Recent advances in experimental techniques have taken the investigation of cartilage tissue mechanics down to the nanometer scale. Additionally, emerging medical imaging modalities make previously unthinkable biological and structural data available for the study of complex tissues such as cartilage. Critical to these experimental advancements is the incorporation of advanced mathematical and computational models for simulating and characterizing soft tissue response and deformation, e.g., in imaging processing and data analysis. This is also important in the pursuit of more complete biological characterization of cartilage cellular function, characterizing mechano‐sensing and mechano‐transduction. Synergies among fundamental experimental research, new mathematical models and computational methods enable studies of, e.g., fundamental structure‐function relationships, surgical interventions, cartilage and joint integrity, disease progression and engineered cartilage replacements, and provide insight to microphysical (mechanobiological) cellular stimuli.
This Mini‐Symposium focuses on experimental characterization (particularly medical and morphological imaging methods), computational modeling and the potential synergies among these fundamental ingredients, as applied to cartilage in health and disease, and engineered cartilage replacements.
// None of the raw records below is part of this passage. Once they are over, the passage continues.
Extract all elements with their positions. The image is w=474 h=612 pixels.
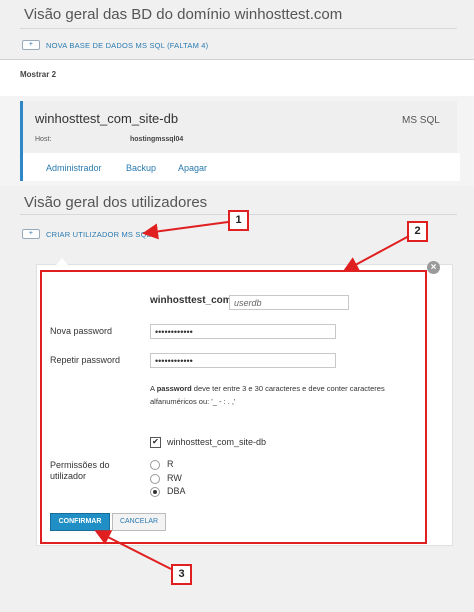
arrow-3 [94, 530, 172, 570]
arrow-2 [342, 235, 410, 272]
arrow-1 [142, 221, 229, 240]
annotation-arrows [94, 221, 410, 570]
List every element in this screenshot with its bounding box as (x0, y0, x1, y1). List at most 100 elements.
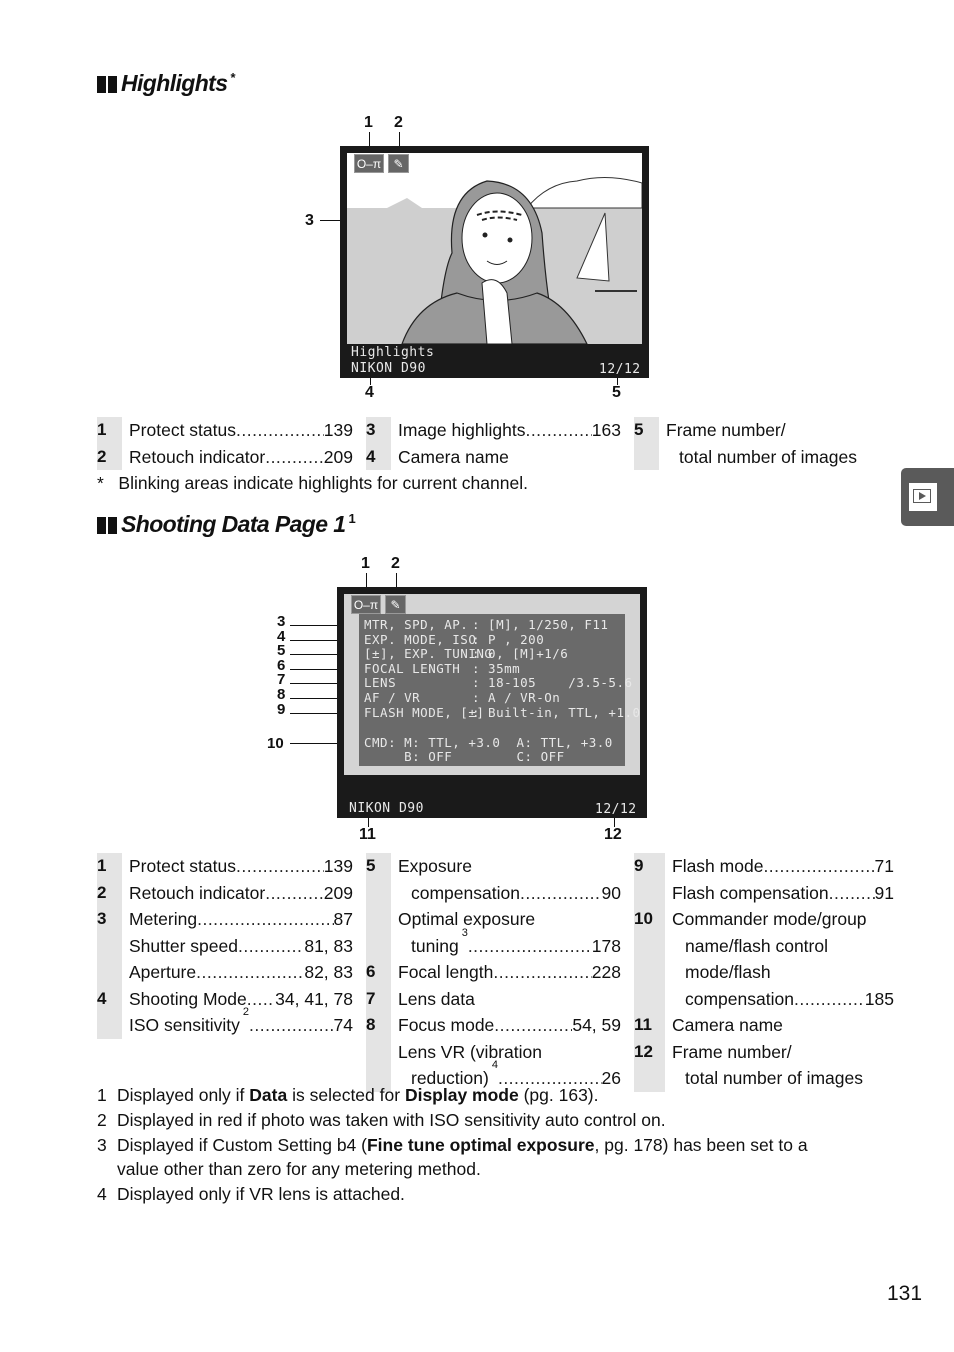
callout-9: 9 (277, 700, 286, 718)
page-reference[interactable]: 90 (602, 880, 621, 907)
legend-number (634, 933, 659, 960)
legend-item: tuning3 ................................… (398, 927, 621, 960)
shooting-row-value: : 35mm (472, 660, 521, 676)
page-reference[interactable]: 82, 83 (304, 959, 353, 986)
legend-number: 12 (634, 1041, 653, 1061)
legend-item: Aperture ...............................… (129, 959, 353, 986)
section-title-text: Highlights (121, 70, 228, 96)
legend-item: Frame number/ (672, 1041, 792, 1062)
legend-item: compensation ...........................… (398, 880, 621, 907)
lcd-screen-highlights: O‒π ✎ Highlights NIKON D90 12/12 (340, 146, 649, 378)
page-reference[interactable]: 87 (334, 906, 353, 933)
legend-item: compensation ...........................… (672, 986, 894, 1013)
legend-number: 7 (366, 988, 376, 1008)
title-footnote-mark: * (230, 70, 235, 85)
page-reference[interactable]: 71 (875, 853, 894, 880)
callout-2: 2 (391, 555, 400, 572)
legend-number (634, 959, 659, 986)
page-reference[interactable]: 139 (324, 853, 353, 880)
shooting-row-key: FLASH MODE, [±] (364, 704, 485, 720)
page-reference[interactable]: 139 (324, 417, 353, 444)
legend-item: Shutter speed ..........................… (129, 933, 353, 960)
legend-number: 4 (366, 446, 376, 466)
page-reference[interactable]: 26 (602, 1065, 621, 1092)
legend-column: 5 Frame number/ total number of images (634, 417, 896, 470)
legend-item: ISO sensitivity2 .......................… (129, 1007, 353, 1039)
legend-item: Focal length ...........................… (398, 959, 621, 986)
legend-item: name/flash control (685, 935, 828, 956)
page-reference[interactable]: 91 (875, 880, 894, 907)
legend-item: Flash compensation .....................… (672, 880, 894, 907)
callout-12: 12 (604, 826, 622, 843)
legend-item: Retouch indicator.......................… (129, 444, 353, 471)
shooting-row-key: FOCAL LENGTH (364, 660, 461, 676)
legend-item: mode/flash (685, 962, 771, 982)
legend-item: Camera name (672, 1015, 783, 1035)
footnote: 2 Displayed in red if photo was taken wit… (97, 1109, 666, 1130)
protect-key-icon: O‒π (354, 154, 384, 173)
page-reference[interactable]: 54, 59 (572, 1012, 621, 1039)
legend-item: Commander mode/group (672, 909, 867, 929)
retouch-brush-icon: ✎ (385, 595, 406, 614)
footnote: 1 Displayed only if Data is selected for … (97, 1085, 599, 1105)
sample-photo (347, 153, 642, 344)
camera-name: NIKON D90 (349, 801, 424, 816)
legend-number (634, 986, 659, 1013)
legend-item: Flash mode .............................… (672, 853, 894, 880)
section-title-highlights: Highlights * (97, 70, 236, 97)
footnote: * Blinking areas indicate highlights for… (97, 473, 528, 493)
legend-column: 5 6 7 8 Exposure compensation ...............… (366, 853, 621, 1092)
page-reference[interactable]: 81, 83 (304, 933, 353, 960)
page-reference[interactable]: 209 (324, 444, 353, 471)
shooting-row-key: EXP. MODE, ISO (364, 631, 477, 647)
legend-item: Retouch indicator ......................… (129, 880, 353, 907)
legend-number (366, 1039, 385, 1066)
legend-number (97, 933, 116, 960)
page-reference[interactable]: 178 (592, 933, 621, 960)
section-marker-icon (97, 76, 117, 93)
page-reference[interactable]: 228 (592, 959, 621, 986)
callout-5: 5 (612, 384, 621, 401)
playback-side-tab[interactable] (901, 468, 954, 526)
page-reference[interactable]: 74 (334, 1012, 353, 1039)
legend-item: Frame number/ (666, 420, 786, 440)
lcd-screen-shooting-data: O‒π ✎ MTR, SPD, AP.: [M], 1/250, F11 EXP.… (337, 587, 647, 818)
legend-number: 3 (366, 420, 376, 439)
page-reference[interactable]: 185 (865, 986, 894, 1013)
footnote: 3 Displayed if Custom Setting b4 (Fine tu… (97, 1134, 808, 1155)
footnote: 4 Displayed only if VR lens is attached. (97, 1184, 405, 1205)
section-title-shooting-data: Shooting Data Page 1 1 (97, 511, 356, 538)
shooting-row-value: : A / VR-On (472, 690, 561, 705)
legend-column: 1 2 Protect status......................… (97, 417, 353, 470)
legend-number (634, 880, 659, 907)
legend-number: 5 (366, 856, 376, 875)
legend-item: Camera name (398, 446, 509, 467)
shooting-row-value: : [M], 1/250, F11 (472, 617, 609, 632)
commander-line-2: B: OFF C: OFF (364, 749, 565, 764)
retouch-brush-icon: ✎ (388, 154, 409, 173)
page-reference[interactable]: 163 (592, 417, 621, 444)
camera-name: NIKON D90 (351, 361, 426, 376)
legend-item: Image highlights........................… (398, 417, 621, 444)
legend-number: 10 (634, 909, 653, 928)
shooting-row-key: LENS (364, 675, 397, 691)
legend-number: 11 (634, 1015, 652, 1034)
shooting-row-key: MTR, SPD, AP. (364, 617, 469, 632)
callout-10: 10 (267, 735, 284, 752)
legend-item: Protect status .........................… (129, 853, 353, 880)
legend-number: 8 (366, 1015, 376, 1034)
legend-item: total number of images (685, 1068, 864, 1088)
legend-number: 9 (634, 856, 644, 875)
page-reference[interactable]: 209 (324, 880, 353, 907)
page-number: 131 (887, 1282, 923, 1305)
page-reference[interactable]: 34, 41, 78 (275, 986, 353, 1013)
legend-number (366, 880, 385, 907)
overlay-label: Highlights (351, 345, 435, 360)
callout-11: 11 (359, 826, 376, 843)
shooting-row-value: : P , 200 (472, 631, 545, 647)
legend-number (97, 959, 116, 986)
footnote: value other than zero for any metering m… (117, 1159, 481, 1180)
callout-1: 1 (361, 555, 370, 572)
legend-item: Metering ...............................… (129, 906, 353, 933)
legend-number: 6 (366, 962, 376, 981)
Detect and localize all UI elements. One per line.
The goal in this is to promote cross‐fertilization of ideas and collaborative experimental and numerical efforts towards more rapid progress in advancing the overall field of cartilage research. Emphasis will be placed on novel techniques in mechanical characterization and visualization, microstructure and component imaging; computational modeling at all length scales (molecular, cellular, tissue and joint system levels), remodeling and multi‐scale approaches; and multidisciplinary research approaches that demonstrate successful synergies, e.g., computational reconstruction of experimental findings or experimental and visualization techniques that support validation of computational models.